Survey: Islamophobia Is Increasing in Germany
Islamophobia is on the rise in Germany, according to new survey cited by Reuters, which sheds light on German society’s struggles in taking in more than 1 million migrants and refugees.
Chancellor Angela Merkel’s open border policy to admit refugees has been contested by right-wing opposition parties. Researchers at the University of Leipzig along with the Heinrich Boell Foundation, the Rosa Luxemburg Foundation and the Otto Brenner Foundation conducted the study.
One out of every two respondents of the 2,420 people surveyed said they sometimes felt like a foreigner in their own country because of the influx of Muslim migrants, according to the International Business Times. This is an increase from 43 percent in 2014 and 30.2 percent in 2009.
More than 40 percent of those surveyed believe Muslims should be banned from entering Germany, an increase from 20 percent in 2009.
The survey explored “extreme right-wing opinions” toward other minority groups as well.
“While general prejudice against migrants fell slightly, the focus of resentment toward asylums seekers, Muslims as well as Sinti and Roma, increased,” the study’s authors noted.
Anti-immigrant sentiments have fueled support for the opposition Alternative for Germany (AfD) party, which considers Islam to be incompatible with the German constitution and supports a ban on minarets (mosque towers) and the burqa.
34 Migrants, Including 20 Children, Found Dead in Niger Desert
Thirty-four migrants were found dead in the Niger desert near the Algerian border after being abandoned by a smuggler, according to Reuters.
Five men, nine women and 20 children “died as they tried to cross the desert,” interior minister Bazoum Mohamed said on national television on Wednesday, according to Deutsche Welle reports.
“They probably died of thirst, as is often the case, and they were found near Assamakka,” he added. This particular border post lies between Niger and Algeria.
They died between June 6 and 12, Mohamed said. He added that two victims were identified as Nigerian but the nationalities of the other victims were not immediately clear, reported the BBC.
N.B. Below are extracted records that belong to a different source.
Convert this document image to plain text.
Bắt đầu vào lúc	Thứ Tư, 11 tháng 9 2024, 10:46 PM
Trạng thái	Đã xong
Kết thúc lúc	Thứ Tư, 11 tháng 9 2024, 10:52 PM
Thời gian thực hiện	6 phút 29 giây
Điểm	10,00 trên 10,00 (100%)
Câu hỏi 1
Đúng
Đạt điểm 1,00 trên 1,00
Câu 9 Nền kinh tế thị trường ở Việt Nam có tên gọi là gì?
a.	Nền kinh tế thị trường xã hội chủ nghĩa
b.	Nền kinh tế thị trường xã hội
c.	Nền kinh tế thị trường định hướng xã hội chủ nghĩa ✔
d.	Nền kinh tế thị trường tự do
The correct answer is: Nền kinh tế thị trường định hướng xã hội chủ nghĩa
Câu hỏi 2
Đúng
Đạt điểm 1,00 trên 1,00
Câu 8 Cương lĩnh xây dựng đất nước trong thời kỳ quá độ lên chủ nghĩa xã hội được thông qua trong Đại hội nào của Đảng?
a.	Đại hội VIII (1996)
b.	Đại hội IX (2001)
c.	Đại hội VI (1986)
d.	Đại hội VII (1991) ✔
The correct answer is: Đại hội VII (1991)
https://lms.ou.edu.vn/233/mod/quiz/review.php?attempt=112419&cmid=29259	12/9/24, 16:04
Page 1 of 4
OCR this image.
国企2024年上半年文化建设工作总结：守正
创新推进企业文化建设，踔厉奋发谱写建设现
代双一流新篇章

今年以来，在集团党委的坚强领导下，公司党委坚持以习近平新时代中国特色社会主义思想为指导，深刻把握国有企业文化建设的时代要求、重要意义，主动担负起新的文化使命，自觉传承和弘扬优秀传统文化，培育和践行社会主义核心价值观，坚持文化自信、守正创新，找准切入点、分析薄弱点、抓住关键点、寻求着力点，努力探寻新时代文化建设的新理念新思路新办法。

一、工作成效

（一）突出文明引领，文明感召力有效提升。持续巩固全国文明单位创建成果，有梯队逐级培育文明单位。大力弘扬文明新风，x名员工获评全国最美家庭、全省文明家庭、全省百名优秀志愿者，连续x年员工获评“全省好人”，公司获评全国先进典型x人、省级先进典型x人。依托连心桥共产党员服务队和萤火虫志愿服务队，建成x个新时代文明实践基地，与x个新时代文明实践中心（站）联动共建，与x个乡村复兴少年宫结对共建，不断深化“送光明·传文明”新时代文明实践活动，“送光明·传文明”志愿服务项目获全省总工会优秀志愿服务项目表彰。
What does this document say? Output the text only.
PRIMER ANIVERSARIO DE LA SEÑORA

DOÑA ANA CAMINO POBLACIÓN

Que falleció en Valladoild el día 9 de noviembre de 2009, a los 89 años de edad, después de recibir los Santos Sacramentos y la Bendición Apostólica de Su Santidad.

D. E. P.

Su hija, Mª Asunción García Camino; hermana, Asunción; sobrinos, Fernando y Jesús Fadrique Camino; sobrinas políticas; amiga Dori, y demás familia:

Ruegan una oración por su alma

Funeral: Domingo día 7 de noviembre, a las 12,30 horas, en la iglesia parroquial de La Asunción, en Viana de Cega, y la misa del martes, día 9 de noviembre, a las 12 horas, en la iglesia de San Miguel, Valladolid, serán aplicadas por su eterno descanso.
A major migration route between sub-Saharan Africa and Europe runs through Niger. About 120,000 migrants crossed through Niger’s arid northern Agadez region in 2015, according to the International Organization for Migration’s estimates.
E.U. Commission: Fewer Migrants Arriving in Greece, but Refugee Resettlement Lacking
E.U. commissioner Dimitris Avramopoulos said in a press conference that the plan to resettle refugees in member states is not working.
This was said despite a progress report released by the E.U. Commission on Wednesday that the number of migrants arriving in Europe via Greece from Turkey had declined.
The “sharp and continued decline” of irregular crossings is proof of the “continued successful implementation” of the E.U.-Turkey deal, said the report. Before the deal, there were around 1,740 crossings across the Aegean Sea per day. Now that number is down to 47.
Member states have resettled 2,280 refugees from Greece and Italy over the past nine months. This figure is an improvement on the Commission’s previous report in May, but it “clearly falls short” of the E.U.’s plan to relocate 160,000 refugees, warned Avramopoulos. Around 6,000 refugees must be resettled per month for the plan to work.
“Progress is still too slow” and member states must “speed up their efforts. There is no time to lose,” said Avramopoulos. “As numbers of arrivals in Greece have gone down, the absolute onus now lies on significantly increasing and speeding up relocations,” he added.
The Commission report added that although the E.U.-Turkey deal had seen progress in its implementation, “urgent attention should be given by Greece to increase its capacity in processing asylum applications and appeals on an individual basis.”